Are Londoners so desperate to buy their own homes they will spend £465,000 for a flat with no windows?
It is a question that looks like it will soon get an answer after an estate agent began marketing such apartments in Brixton, south London, promising “a sanctuary of calm” in a vibrant and trendy part of town. “There can be no equivalent in SW2,” the marketing material claims, referring to the area’s postal code.
Two newly converted two-bedroom apartments will be lit purely through “light wells” channelling daylight from windows on the floor above, according to Beresford Residential, the estate agent marketing the scheme.
The flats are among eight in a converted office building, of which four have “traditional” windows, two are lit by skylights and two purely by light wells, Beresford said. All the others are under offer but those with light wells have not yet been bought.
“They still represent good value for money given that the average asking price for a two-bed flat in SW2 is circa £525,000,” said Craig Wildy, director at Beresford Residential.

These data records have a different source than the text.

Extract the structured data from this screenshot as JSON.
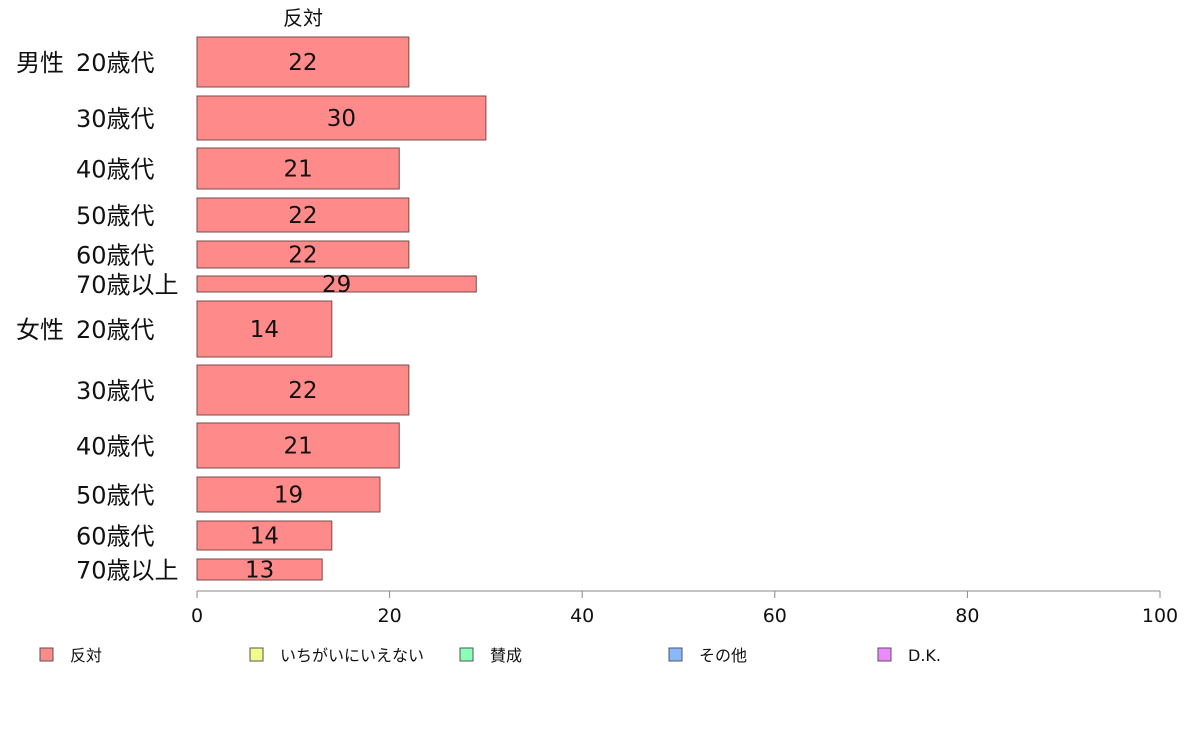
{
  "chart_data": {
    "type": "bar",
    "orientation": "horizontal",
    "stacked": true,
    "series_header": "反対",
    "xlim": [
      0,
      100
    ],
    "xticks": [
      0,
      20,
      40,
      60,
      80,
      100
    ],
    "groups": [
      {
        "label": "男性",
        "categories": [
          "20歳代",
          "30歳代",
          "40歳代",
          "50歳代",
          "60歳代",
          "70歳以上"
        ]
      },
      {
        "label": "女性",
        "categories": [
          "20歳代",
          "30歳代",
          "40歳代",
          "50歳代",
          "60歳代",
          "70歳以上"
        ]
      }
    ],
    "series": [
      {
        "name": "反対",
        "color": "#ff8a8a",
        "values": [
          22,
          30,
          21,
          22,
          22,
          29,
          14,
          22,
          21,
          19,
          14,
          13
        ]
      },
      {
        "name": "いちがいにいえない",
        "color": "#f0ff8a"
      },
      {
        "name": "賛成",
        "color": "#8affb8"
      },
      {
        "name": "その他",
        "color": "#8ab8ff"
      },
      {
        "name": "D.K.",
        "color": "#ee8aff"
      }
    ],
    "legend_position": "bottom",
    "grid": false
  }
}
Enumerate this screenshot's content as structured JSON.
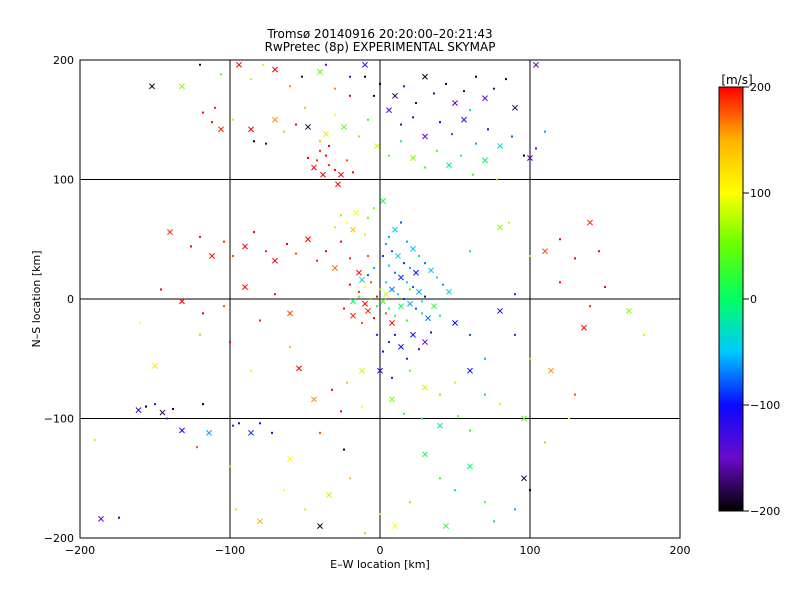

The price of the average house now amounts to 12.6 times median earnings in inner London, meaning that many Londoners have been forced to keep renting or move to the outer suburbs.
The price of the average home in London increased by 13.9 per cent in the year to January, according to Land Registry figures released on Friday.
As London house prices have shot up they have led to quickfire gentrification in formerly down-at-heel areas such as Brixton, while in the centre of the capital a garage with one parking space sold last week at auction for £360,000.
The Brixton development became a target of online scorn after it was first reported in Estates Gazette.
“The response to the marketing has been very positive and the quirkiness of the design has been one of the aspects that buyers have found particularly appealing,” said Mr Wildy.
Campbell Robb, chief executive of Shelter, the housing charity, said: “When flats that don’t even have windows are being sold for over £450,000, the one thing that is clear is that we need to invest in decent homes that the average Londoner can actually afford.”
He added: “The next mayor has the power to invest in homes ordinary Londoners can afford to rent or buy — and we desperately need to see the mayoral candidates commit to doing this, before the capital sees another four years of a worsening housing crisis.”